Una criatura monstruosa

¿Es La Gioconda un monstruo? ¿Es lentitud o precisión? ¿Es obsesión o repetición? Vasari dice que para pintar el retrato de la esposa de Francesco del Giocondo trabajó cuatro años, “pero no lo terminó”. El Louvre retrasó la fecha del cuadro hasta la defunción del artista tras la aparición del paisaje de Mona Lisa del Museo del Prado. Tal y como demuestran los análisis del museo francés, las variaciones que realiza a lo largo de ese tiempo fueron mínimas: levanta un poco los ojos y retrasa el nacimiento del pelo. Sabe muy bien lo que busca y no se desprende de ello en 16 años.

Esta actitud enardece a sus más feroces detractores, como el Papa León X, que observa cómo el artista empieza a estudiar los óleos para elaborar el barniz, ante lo que el pontífice exclama: “Ay de mí, éste no sirve para hacer nada, pues empieza a pensar en el final antes de dar comienzo a la obra”. Un pintor cerca de la naturaleza es un pintor en construcción. Un pintor contra el tiempo es un pintor de obra inacabada. Un pintor detrás de la verdad es un pintor con problemas. Un pintor incomprendido no es un pintor, es un problema.

Luis Gordillo (Sevilla, 1934) apunta sobre Leonardo que su diversidad de intereses hoy le llevarían al hambre. Pero lo cierto es que el pintor renacentista fue toda su vida un migrante en busca de trabajo. “Mi obsesión es patológica: si no pinto, me deprimo. Es un fármaco contra las angustias. El arte es otro yo, con si hubiera construido otro con el que tengo una relación muy intensa, para bien y para mal”, explica Gordillo, que cuenta una experiencia similar a la de Genovés.

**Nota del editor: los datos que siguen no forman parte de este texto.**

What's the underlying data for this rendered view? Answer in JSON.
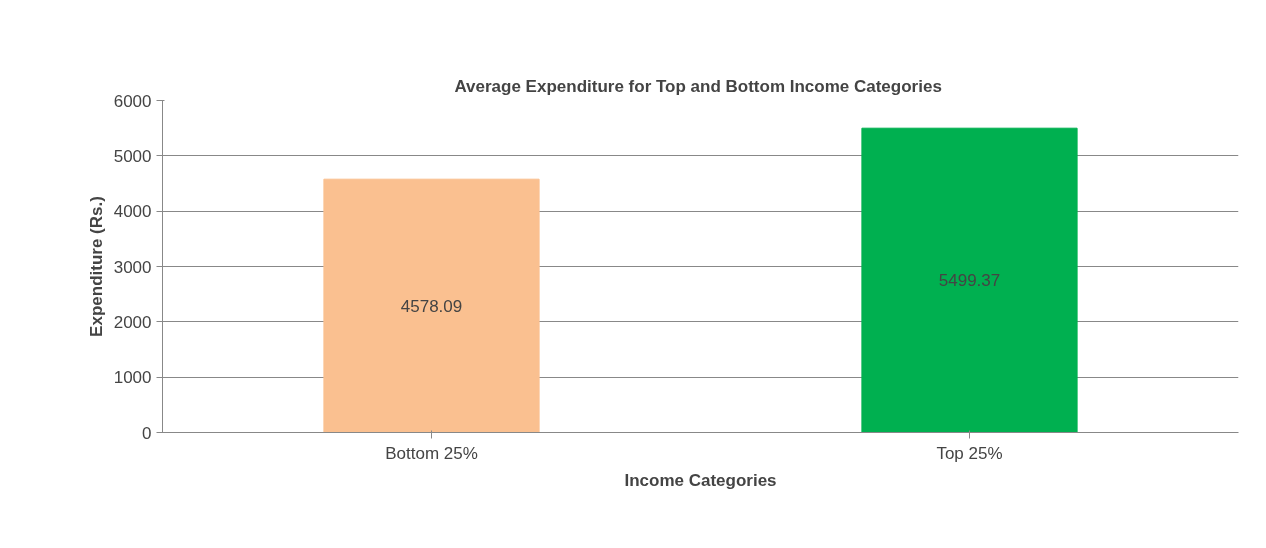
{
  "chart_data": {
    "type": "bar",
    "title": "Average  Expenditure for Top and Bottom Income Categories",
    "xlabel": "Income Categories",
    "ylabel": "Expenditure (Rs.)",
    "categories": [
      "Bottom 25%",
      "Top 25%"
    ],
    "values": [
      4578.09,
      5499.37
    ],
    "colors": [
      "#fac090",
      "#00b050"
    ],
    "ylim": [
      0,
      6000
    ],
    "yticks": [
      0,
      1000,
      2000,
      3000,
      4000,
      5000,
      6000
    ],
    "grid": "y",
    "data_labels": true
  }
}
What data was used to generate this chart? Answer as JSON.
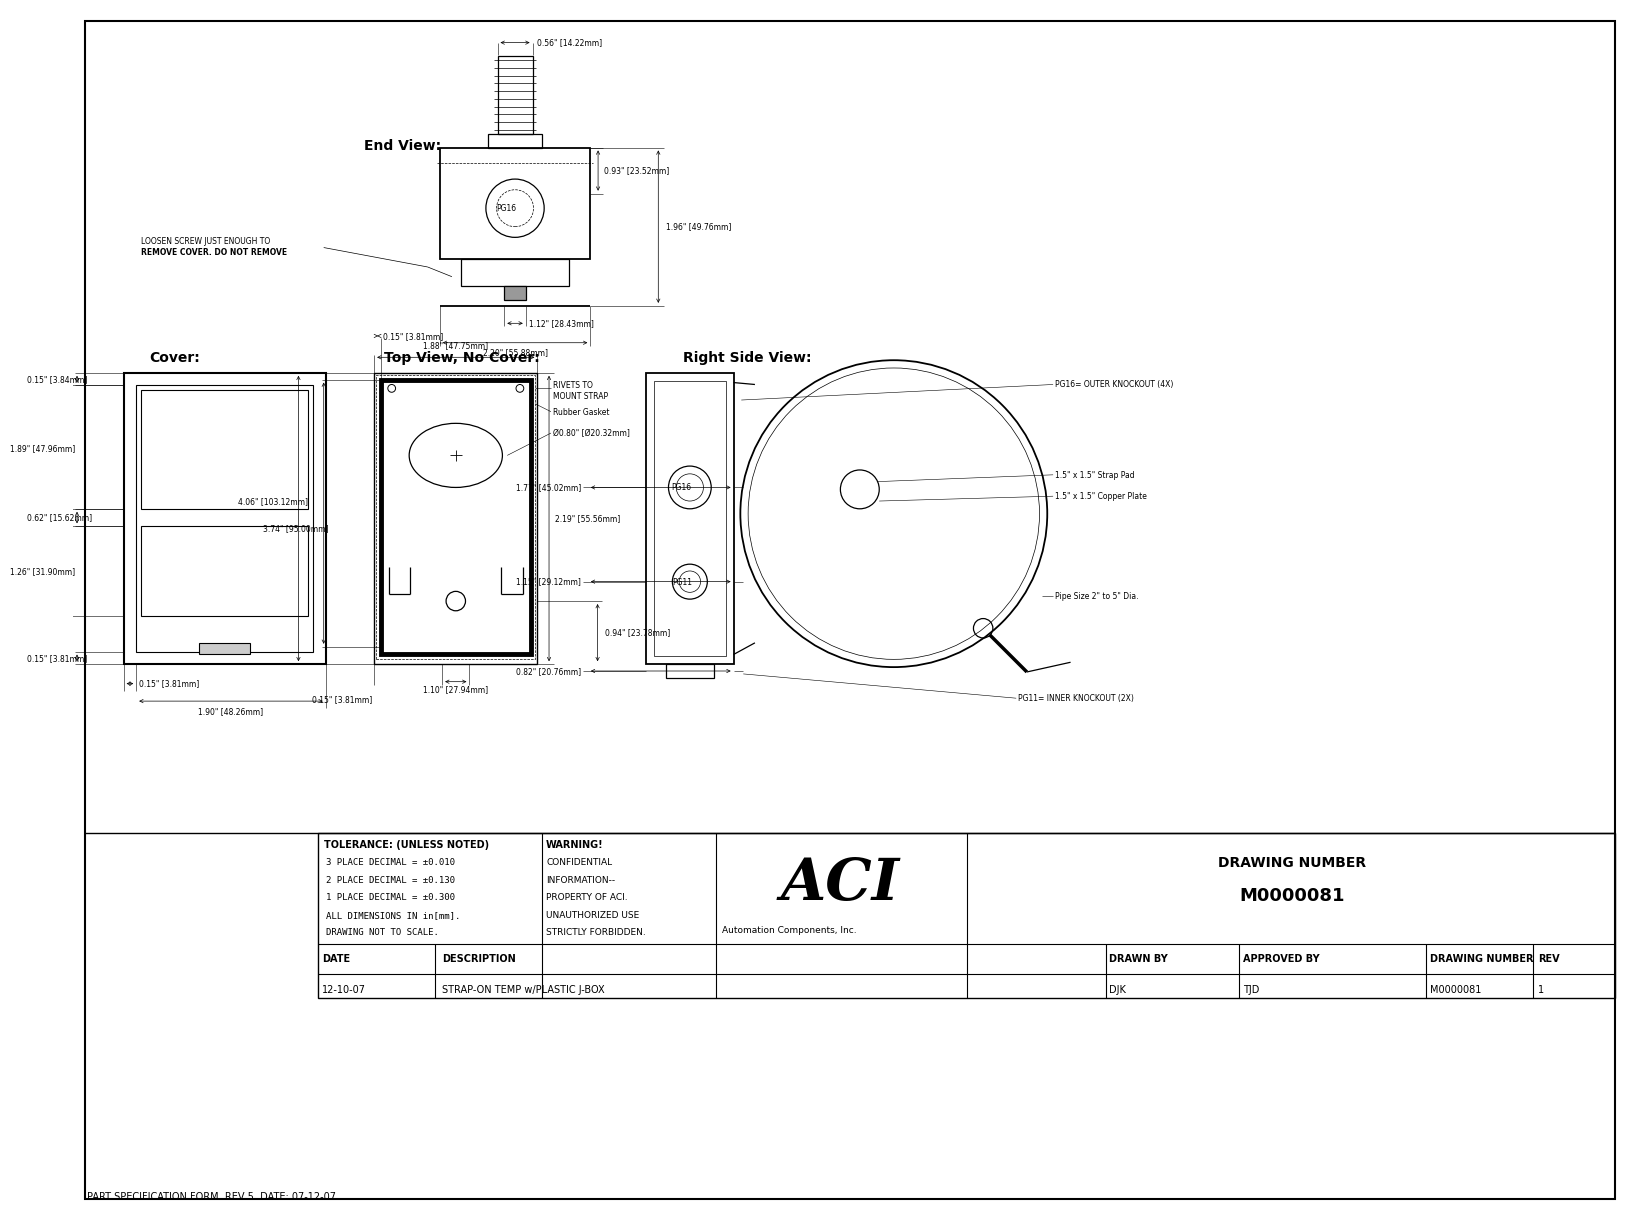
{
  "bg": "#ffffff",
  "footer": "PART SPECIFICATION FORM  REV 5  DATE: 07-12-07",
  "drawing_number": "M0000081",
  "drawn_by": "DJK",
  "approved_by": "TJD",
  "date_str": "12-10-07",
  "description": "STRAP-ON TEMP w/PLASTIC J-BOX",
  "rev": "1",
  "tolerance_lines": [
    "TOLERANCE: (UNLESS NOTED)",
    "3 PLACE DECIMAL = ±0.010",
    "2 PLACE DECIMAL = ±0.130",
    "1 PLACE DECIMAL = ±0.300",
    "ALL DIMENSIONS IN in[mm].",
    "DRAWING NOT TO SCALE."
  ],
  "warning_lines": [
    "WARNING!",
    "CONFIDENTIAL",
    "INFORMATION--",
    "PROPERTY OF ACI.",
    "UNAUTHORIZED USE",
    "STRICTLY FORBIDDEN."
  ],
  "end_view_label": "End View:",
  "cover_label": "Cover:",
  "top_view_label": "Top View, No Cover:",
  "right_side_label": "Right Side View:",
  "loosen_line1": "LOOSEN SCREW JUST ENOUGH TO",
  "loosen_line2": "REMOVE COVER. DO NOT REMOVE",
  "rivets_line1": "RIVETS TO",
  "rivets_line2": "MOUNT STRAP",
  "rubber_gasket": "Rubber Gasket",
  "pg16_outer": "PG16= OUTER KNOCKOUT (4X)",
  "pg11_inner": "PG11= INNER KNOCKOUT (2X)",
  "strap_pad": "1.5\" x 1.5\" Strap Pad",
  "copper_plate": "1.5\" x 1.5\" Copper Plate",
  "pipe_size": "Pipe Size 2\" to 5\" Dia.",
  "dim_056": "0.56\" [14.22mm]",
  "dim_093": "0.93\" [23.52mm]",
  "dim_196": "1.96\" [49.76mm]",
  "dim_112": "1.12\" [28.43mm]",
  "dim_220": "2.20\" [55.88mm]",
  "dim_188": "1.88\" [47.75mm]",
  "dim_015_384": "0.15\" [3.84mm]",
  "dim_015_381": "0.15\" [3.81mm]",
  "dim_189": "1.89\" [47.96mm]",
  "dim_062": "0.62\" [15.62mm]",
  "dim_126": "1.26\" [31.90mm]",
  "dim_190": "1.90\" [48.26mm]",
  "dim_406": "4.06\" [103.12mm]",
  "dim_374": "3.74\" [95.00mm]",
  "dim_219": "2.19\" [55.56mm]",
  "dim_094": "0.94\" [23.78mm]",
  "dim_110": "1.10\" [27.94mm]",
  "dim_080": "Ø0.80\" [Ø20.32mm]",
  "dim_177": "1.77\" [45.02mm]",
  "dim_115": "1.15\" [29.12mm]",
  "dim_082": "0.82\" [20.76mm]"
}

La pintora Vicky Uslé (Santander, 1981) es una de las autoras de la nueva abstracción más interesantes y reflexiona por escrito sobre esta obsesión en la que lo importante no tiene fin: “Cómo salir de una conversación, sin perder la fluidez, hacia el exterior de nuestro propio mundo y persona. Frustraciones conversan y susurran en una batalla de latidos donde surgen los descubrimientos”. En su conversación se enriquece y nutre su experiencia, ensimismada y desposeída, de lo inesperado. La deliberación prorrogada que Leonardo mantuvo con La Gioconda nunca finalizó y sólo el tiempo parece haberla rematado.